Editoriale – Il pianeta è sempre più popolato di anziani. Il cambiamento è sotto i nostri occhi. In tutto il mondo si contano milioni di persone ultrasessantenni, con proiezioni che si spingono verso i 2,4 miliardi per il 2050.
Per la prima volta nella storia dell’umanità ci saranno più ultra sessantenni che giovani sotto i 16 anni.
Già oggi, siamo il Paese con la maggiore percentuale di anziani d’Europa. Nel 2050 l’ISTAT prevede che in Italia gli anziani saranno 21.775.809, il 34,3% della popolazione, passando quindi da un quinto a un terzo dei residenti.
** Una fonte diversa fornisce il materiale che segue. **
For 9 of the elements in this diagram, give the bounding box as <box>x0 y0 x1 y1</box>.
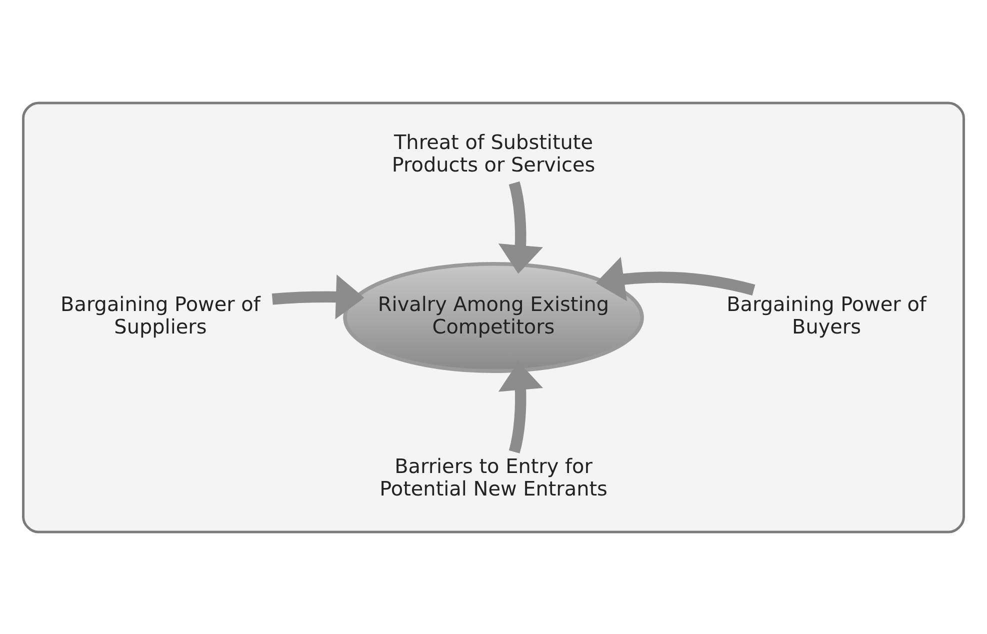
arrow <box>272 274 364 319</box>
node-text: Barriers to Entry for Potential New Entrants <box>380 454 608 500</box>
arrow <box>498 181 543 274</box>
cluster <box>22 101 965 533</box>
node-ellipse: Rivalry Among Existing Competitors <box>343 262 644 372</box>
node-text: Bargaining Power of Suppliers <box>60 292 260 338</box>
node-text: Bargaining Power of Buyers <box>726 292 926 338</box>
node-text: Threat of Substitute Products or Services <box>392 129 596 176</box>
arrow <box>596 256 756 301</box>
Malgrado questi numeri, tuttavia, l’Italia “non è un Paese per anziani”, non si tratta, come si dice nella ricerca, di mettere in campo “grandi progetti di riforma”, quanto piuttosto di intervenire nelle scelte di amministratori, operatori sociali e sanitari, progettisti, gestori dei servizi sociali e sanitari, gestori dei servizi di trasporto, ecc. per fare in modo che il loro agire tenga conto della crescente presenza di anziani. Un cambiamento, questo, che richiede innanzitutto uno straordinario impegno politico e culturale nella elaborazione di una nuova idea del corso di vita delle persone capace di superare stereotipi desueti.
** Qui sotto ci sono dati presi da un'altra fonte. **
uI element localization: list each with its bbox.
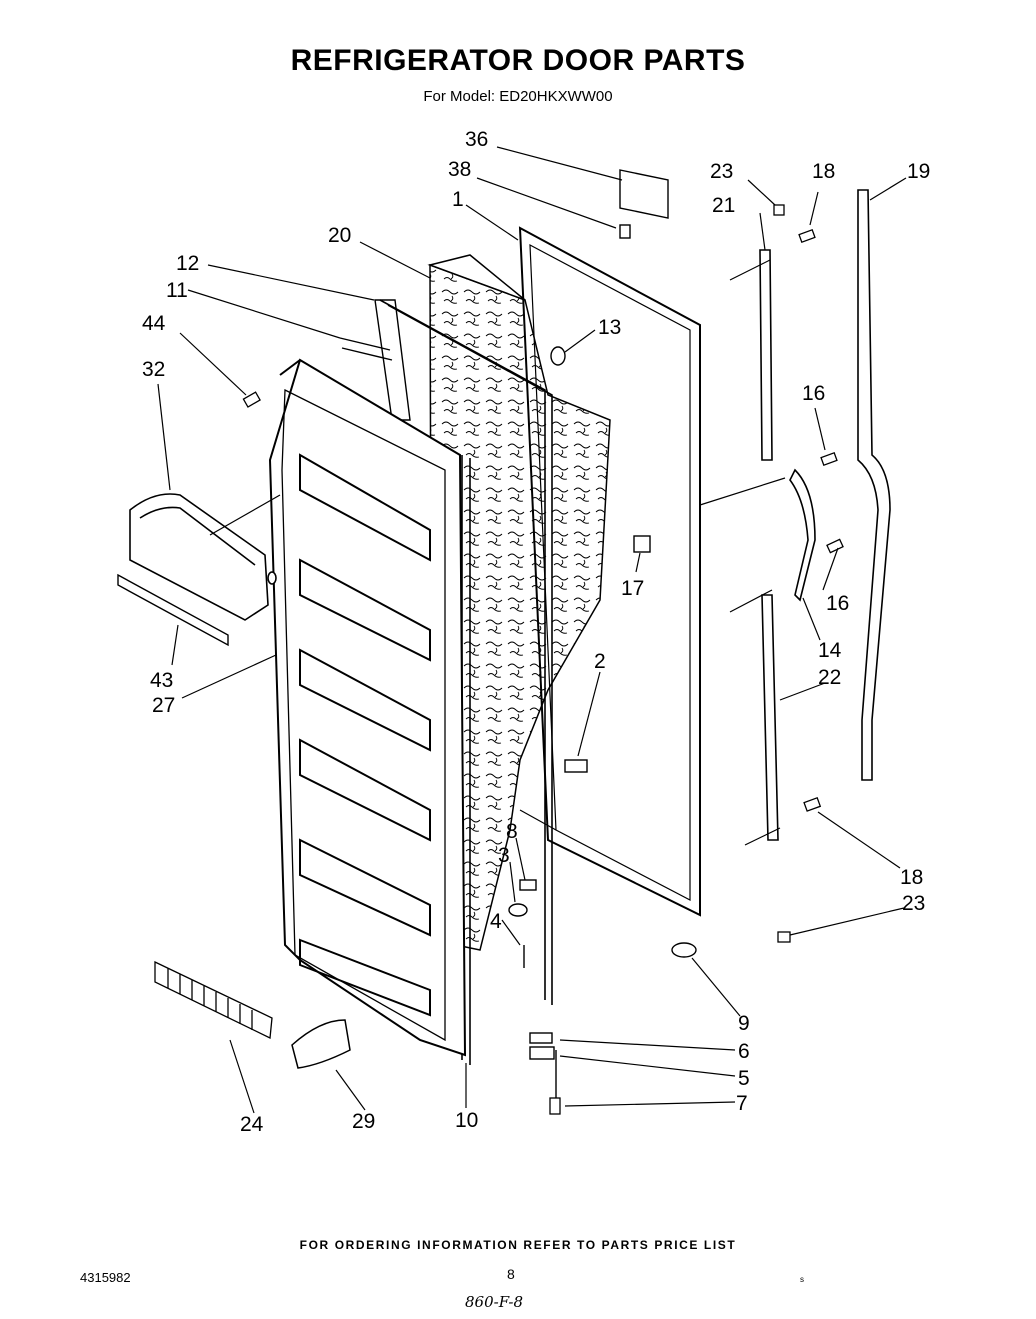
callout-8: 8 (506, 820, 518, 843)
callout-5: 5 (738, 1067, 750, 1090)
side-trim-parts (759, 189, 891, 841)
callout-36: 36 (465, 128, 488, 151)
callout-22: 22 (818, 666, 841, 689)
leader-lines (157, 146, 907, 1114)
small-door-bin (291, 1019, 351, 1069)
callout-32: 32 (142, 358, 165, 381)
callout-1: 1 (452, 188, 464, 211)
hinge-hardware (508, 169, 697, 1110)
stray-mark: s (800, 1275, 804, 1284)
dairy-door-bin (129, 493, 277, 621)
callout-21: 21 (712, 194, 735, 217)
breaker-strip (339, 299, 411, 421)
callout-16-bottom: 16 (826, 592, 849, 615)
foam-insulation (427, 254, 611, 951)
callout-17: 17 (621, 577, 644, 600)
callout-10: 10 (455, 1109, 478, 1132)
callout-44: 44 (142, 312, 166, 335)
callout-18-top: 18 (812, 160, 835, 183)
callout-3: 3 (498, 844, 510, 867)
callout-7: 7 (736, 1092, 748, 1115)
page-title: REFRIGERATOR DOOR PARTS (290, 44, 746, 77)
model-subtitle: For Model: ED20HKXWW00 (423, 88, 613, 105)
assembly-lines (209, 259, 786, 846)
screws (242, 204, 844, 1115)
callout-9: 9 (738, 1012, 750, 1035)
callout-16-top: 16 (802, 382, 825, 405)
callout-19: 19 (907, 160, 930, 183)
callout-23-top: 23 (710, 160, 733, 183)
callout-27: 27 (152, 694, 175, 717)
callout-2: 2 (594, 650, 606, 673)
callout-numbers: 36 38 1 20 12 11 44 32 13 17 2 43 27 8 3… (142, 128, 930, 1136)
callout-12: 12 (176, 252, 199, 275)
bottom-grille (154, 960, 273, 1039)
callout-6: 6 (738, 1040, 750, 1063)
page-number: 8 (507, 1266, 515, 1282)
callout-4: 4 (490, 910, 502, 933)
callout-18-bottom: 18 (900, 866, 923, 889)
callout-38: 38 (448, 158, 471, 181)
callout-20: 20 (328, 224, 351, 247)
bin-trim-strip (117, 573, 229, 647)
callout-14: 14 (818, 639, 842, 662)
ordering-instruction: FOR ORDERING INFORMATION REFER TO PARTS … (299, 1238, 737, 1252)
callout-11: 11 (166, 279, 188, 302)
callout-24: 24 (240, 1113, 264, 1136)
callout-23-bottom: 23 (902, 892, 925, 915)
callout-13: 13 (598, 316, 621, 339)
handwritten-note: 860-F-8 (465, 1293, 524, 1311)
inner-door-liner (268, 358, 467, 1057)
document-number: 4315982 (80, 1270, 131, 1285)
callout-29: 29 (352, 1110, 375, 1133)
callout-43: 43 (150, 669, 173, 692)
Questo cambiamento è già nei fatti: richiede solo di essere riconosciuto e governato con intelligenza e sensibilità. Gli oltre 13 milioni di anziani italiani stanno rivoluzionando il modo di vivere la terza e quarta età. Il paradigma concreto di questa rivoluzione silenziosa, quotidiana, molecolare è la longevità attiva. Il cuore di questa nuova visione della terza e quarta età è la vita di relazione che si configura non solo come la chiave della soddisfazione per la propria esistenza – il Censis (2015) ha rilevato che l’84,5% degli anziani valuta positivamente la propria vita -, ma anche come forma di prevenzione primaria rispetto all’insorgere di patologie, in particolare quelle indotte dalla solitudine o dal ricorso eccessivo e inappropriato a farmaci e prestazioni sanitarie. Posto in questi termini il problema di fare dell’Italia un Paese anche per anziani comporta di ripensare quell’insieme servizi, attività, comportamenti essenziali nella vita quotidiana, utilizzando come parametro di riferimento la loro fruibilità da parte di persone anziane.
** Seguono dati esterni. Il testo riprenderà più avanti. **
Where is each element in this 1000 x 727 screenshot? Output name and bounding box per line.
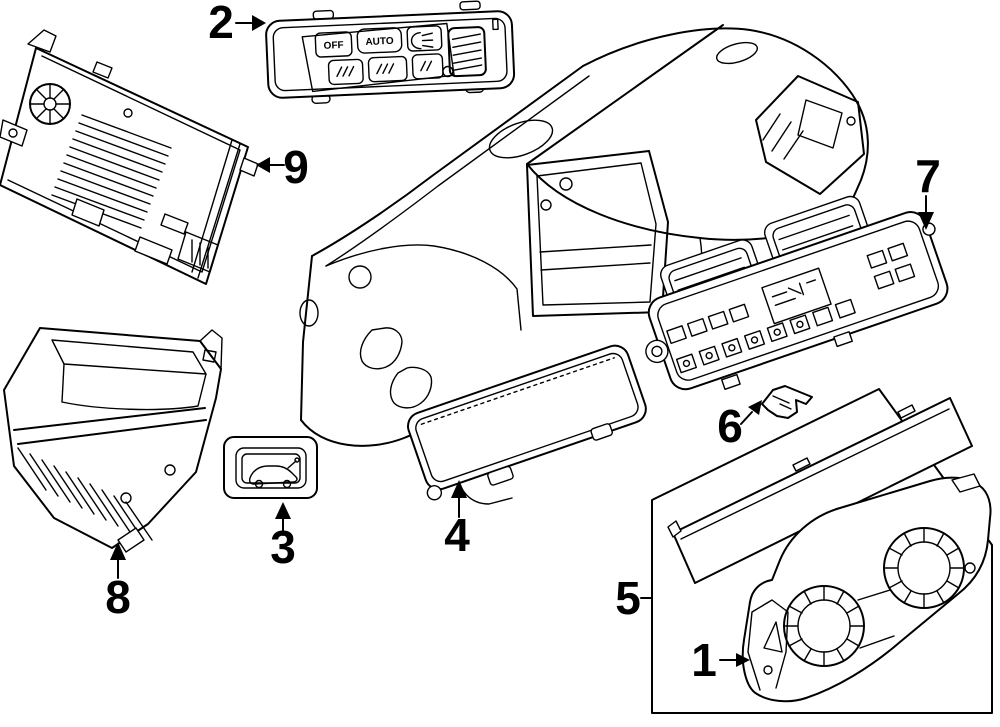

In questa prospettiva gli stessi fondamentali aspetti sanitari e assistenziali vanno considerati solo uno degli aspetti delle politiche verso la terza età, evitando quindi di essere l’unica dimensione in cui l’anziano viene considerato. Questo approccio è stato riconosciuto come una delle tre direttive prioritarie del Piano internazionale d’azione sull’invecchiamento stilato a Madrid e approvato dalle Nazioni Unite nel 2002.
A conclusione dell’editoriale della guida dell’OMS “Global Age-friendly Cities” si dice: “Il vero problema consiste allora nel domandarsi quali siano le caratteristiche che il contesto urbano deve assumere perché l’anziano autosufficiente possa conservare la libertà economica, l’autorità e il rispetto di chi lo circonda, l’autonomia, la dignità e le connessioni sociali necessari, da un lato per il suo benessere e dall’altro per la sua capacità di concorrere alla creazione di ricchezza e benessere individuale e collettivo”.